Presentation software
There are a few very good reasons why you should abandon Microsoft products in general, and Powerpoint is a great example of a product that the *vast majority* of people use, even though it isn't that great.
What's wrong with powerpoint?
There are several challenges with working with powerpoint as presentation software, including:
Like almost everyone, I used powerpoint for years for every presentation I needed to do; I didn't even think about it. Everyone else used it, so I used it too. It is the default preentation software, but that doesn't mean it is the *gold standard* of presentation software. We all got used to Powerpoint's particular quirks, but these become a real impediment to efficient workflow for someone who does a *lot* of presentations, or where you want more control over workflow, efficiency, speed, etc.

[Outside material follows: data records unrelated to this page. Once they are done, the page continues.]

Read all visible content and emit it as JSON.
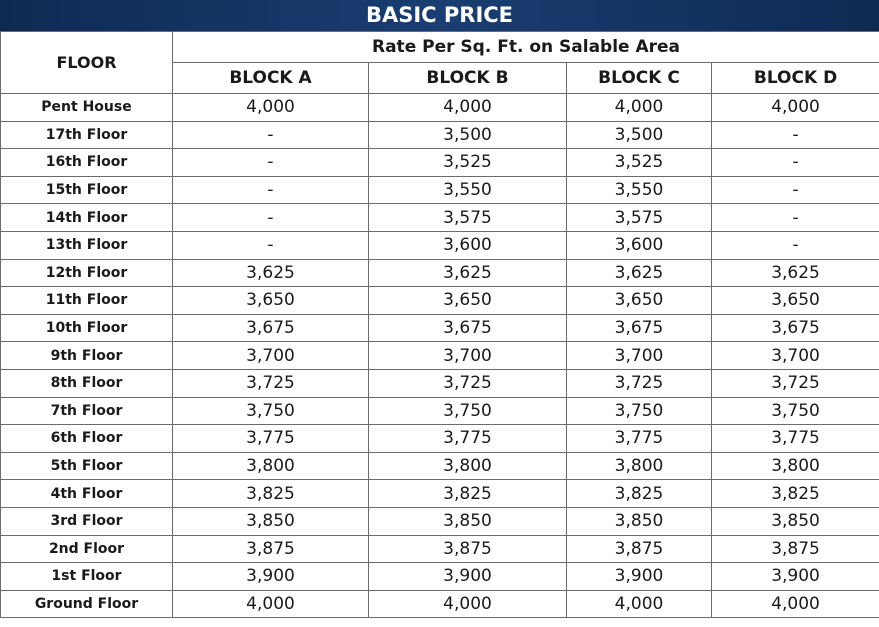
{
  "title": "BASIC PRICE",
  "header": {
    "floor_label": "FLOOR",
    "rate_label": "Rate Per Sq. Ft. on Salable Area",
    "blocks": [
      "BLOCK A",
      "BLOCK B",
      "BLOCK C",
      "BLOCK D"
    ]
  },
  "rows": [
    {
      "floor": "Pent House",
      "values": [
        "4,000",
        "4,000",
        "4,000",
        "4,000"
      ]
    },
    {
      "floor": "17th Floor",
      "values": [
        "-",
        "3,500",
        "3,500",
        "-"
      ]
    },
    {
      "floor": "16th Floor",
      "values": [
        "-",
        "3,525",
        "3,525",
        "-"
      ]
    },
    {
      "floor": "15th Floor",
      "values": [
        "-",
        "3,550",
        "3,550",
        "-"
      ]
    },
    {
      "floor": "14th Floor",
      "values": [
        "-",
        "3,575",
        "3,575",
        "-"
      ]
    },
    {
      "floor": "13th Floor",
      "values": [
        "-",
        "3,600",
        "3,600",
        "-"
      ]
    },
    {
      "floor": "12th Floor",
      "values": [
        "3,625",
        "3,625",
        "3,625",
        "3,625"
      ]
    },
    {
      "floor": "11th Floor",
      "values": [
        "3,650",
        "3,650",
        "3,650",
        "3,650"
      ]
    },
    {
      "floor": "10th Floor",
      "values": [
        "3,675",
        "3,675",
        "3,675",
        "3,675"
      ]
    },
    {
      "floor": "9th Floor",
      "values": [
        "3,700",
        "3,700",
        "3,700",
        "3,700"
      ]
    },
    {
      "floor": "8th Floor",
      "values": [
        "3,725",
        "3,725",
        "3,725",
        "3,725"
      ]
    },
    {
      "floor": "7th Floor",
      "values": [
        "3,750",
        "3,750",
        "3,750",
        "3,750"
      ]
    },
    {
      "floor": "6th Floor",
      "values": [
        "3,775",
        "3,775",
        "3,775",
        "3,775"
      ]
    },
    {
      "floor": "5th Floor",
      "values": [
        "3,800",
        "3,800",
        "3,800",
        "3,800"
      ]
    },
    {
      "floor": "4th Floor",
      "values": [
        "3,825",
        "3,825",
        "3,825",
        "3,825"
      ]
    },
    {
      "floor": "3rd Floor",
      "values": [
        "3,850",
        "3,850",
        "3,850",
        "3,850"
      ]
    },
    {
      "floor": "2nd Floor",
      "values": [
        "3,875",
        "3,875",
        "3,875",
        "3,875"
      ]
    },
    {
      "floor": "1st Floor",
      "values": [
        "3,900",
        "3,900",
        "3,900",
        "3,900"
      ]
    },
    {
      "floor": "Ground Floor",
      "values": [
        "4,000",
        "4,000",
        "4,000",
        "4,000"
      ]
    }
  ]
}
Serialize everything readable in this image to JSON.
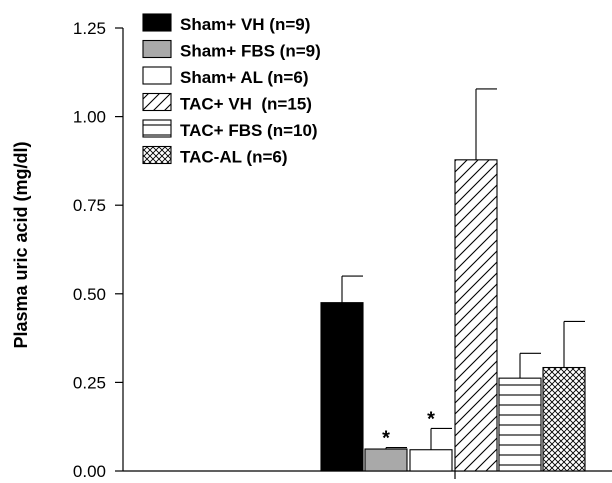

The first major issue is that Powerpoint is not searchable. It is an opaque binary file format. Say I have inherited a class, and the previous lecturer has helpfully provided the slides the used last year: great! Maybe I want a different focus, different images, video, etc. But now I have weeks of presentations to search through, and try to edit. What if I know that a text block I need is somewhere in the International Relations research methodology class I taught last year, and quickly need to copy and edit it for a different use case? I would need to look one by one, manually opening Powerpoint and searching through each slide presentation until I found the text or image I wanted to use. That is a real pain. What if I wanted to copy the text in a presentation, and rework it as an explanatory document? I would need to copy/paste the text from every slide individually. There would be problems with headers and body, text boxes, images getting in the way. I would end up with a mess.
Powerpoint is Microsoft proprietary software. That means that however common Powerpoint application is, it is not truly portable. You cannot open and use it with another app; at some point backwards and forwards compatibility is not complete. An old style .ppt is different to a .pptx. At some point in the future .pptx will also be discontinued. When you use a proprietary file format you are chaining yourself, now and in the future, to that toolchain. Recently Microsoft made some important changes to the Office suite, including making the Microsoft365 the standard, and slowly depracating the offline, desktop version Office, which has been the standard since the 90's. The new Microsoft365 comes with Copilot, their LLM, inbuilt. Apart from introducing dependency and performance issues, many people do not want an inbuilt AI in their office suite software. There are security questions with an AI that is able to view your files and send telemetry to Microsoft servers, even if they say your work is safe. Should you take that risk if you are interviewing subjects who must remain confidential, or where there is some political or personal risk due to the nature of the research?